L’informale, rifiutando il concetto di forma, si differenzia dalla stessa arte astratta, costituendone al contempo un ampliamento. Questo ampliamento non è da intendersi solo come possibilità di creare immagini nuove, ma anche come allargamento del concetto stesso di creatività artistica in quanto l’informale produrrà in seguito una notevole serie di tendenze che finiscono per sconfinare del tutto dalle tradizionali categorie di pittura e scultura. L’informale è pertanto da considerarsi una matrice fondamentale di tutta l’esperienza artistica contemporanea. Il termine «informale» fu coniato negli anni ’50 dal critico francese Tapié.

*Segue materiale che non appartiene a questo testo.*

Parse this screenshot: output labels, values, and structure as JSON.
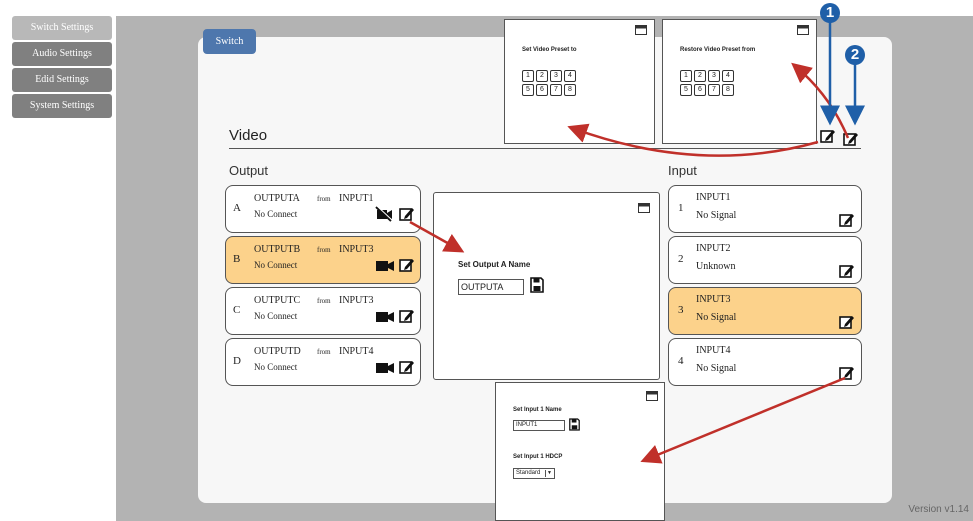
{
  "nav": [
    "Switch Settings",
    "Audio Settings",
    "Edid Settings",
    "System Settings"
  ],
  "tab": "Switch",
  "section_title": "Video",
  "output_title": "Output",
  "input_title": "Input",
  "outputs": [
    {
      "letter": "A",
      "name": "OUTPUTA",
      "from": "from",
      "source": "INPUT1",
      "status": "No Connect"
    },
    {
      "letter": "B",
      "name": "OUTPUTB",
      "from": "from",
      "source": "INPUT3",
      "status": "No Connect"
    },
    {
      "letter": "C",
      "name": "OUTPUTC",
      "from": "from",
      "source": "INPUT3",
      "status": "No Connect"
    },
    {
      "letter": "D",
      "name": "OUTPUTD",
      "from": "from",
      "source": "INPUT4",
      "status": "No Connect"
    }
  ],
  "inputs": [
    {
      "num": "1",
      "name": "INPUT1",
      "status": "No Signal"
    },
    {
      "num": "2",
      "name": "INPUT2",
      "status": "Unknown"
    },
    {
      "num": "3",
      "name": "INPUT3",
      "status": "No Signal"
    },
    {
      "num": "4",
      "name": "INPUT4",
      "status": "No Signal"
    }
  ],
  "popup_set_preset": {
    "label": "Set Video Preset to",
    "nums": [
      "1",
      "2",
      "3",
      "4",
      "5",
      "6",
      "7",
      "8"
    ]
  },
  "popup_restore_preset": {
    "label": "Restore Video Preset from",
    "nums": [
      "1",
      "2",
      "3",
      "4",
      "5",
      "6",
      "7",
      "8"
    ]
  },
  "popup_output_name": {
    "label": "Set Output A Name",
    "value": "OUTPUTA"
  },
  "popup_input": {
    "name_label": "Set Input 1 Name",
    "name_value": "INPUT1",
    "hdcp_label": "Set Input 1 HDCP",
    "hdcp_value": "Standard"
  },
  "callouts": [
    "1",
    "2"
  ],
  "version": "Version v1.14",
  "colors": {
    "selected": "#fcd28b",
    "tab": "#4e77ad",
    "callout": "#1f5fa8",
    "arrow": "#c0302a"
  }
}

In conclusione cosa possiamo dire dell’opera di Burri? Che l’arte interviene sempre «dopo». Dopo che i materiali dell’arte sono già stati «usati» e consumati. Essi ci parlano di un ricordo e ci sollecitano a pensare a tutto ciò che è avvenuto nella vita precedente di quei materiali prima che essi fossero definitivamente fissati nell’immobilità dell’opera d’arte. La poetica di Burri, più che il suo stile, hanno creato influenze enormi in tutta l’arte seguente. La sua opera ha radicalmente rimesso in discussione il concetto di arte, e del suo rapporto con la vita. L’arte come finzione mimetica che imita la vita appare ora definitivamente sorpassata da un’arte che illustra la vita con la sincerità della vita stessa.
E forse noi, da questo momento in poi, guarderemo all’opera del maestro con occhio diverso; certi che comunque non si potrà dire “è bello”, perché la bellezza – e qui mi assumo tutto il rischio di quello che dico – è vero che sta negli occhi di chi guarda, ma abita da un’altra parte.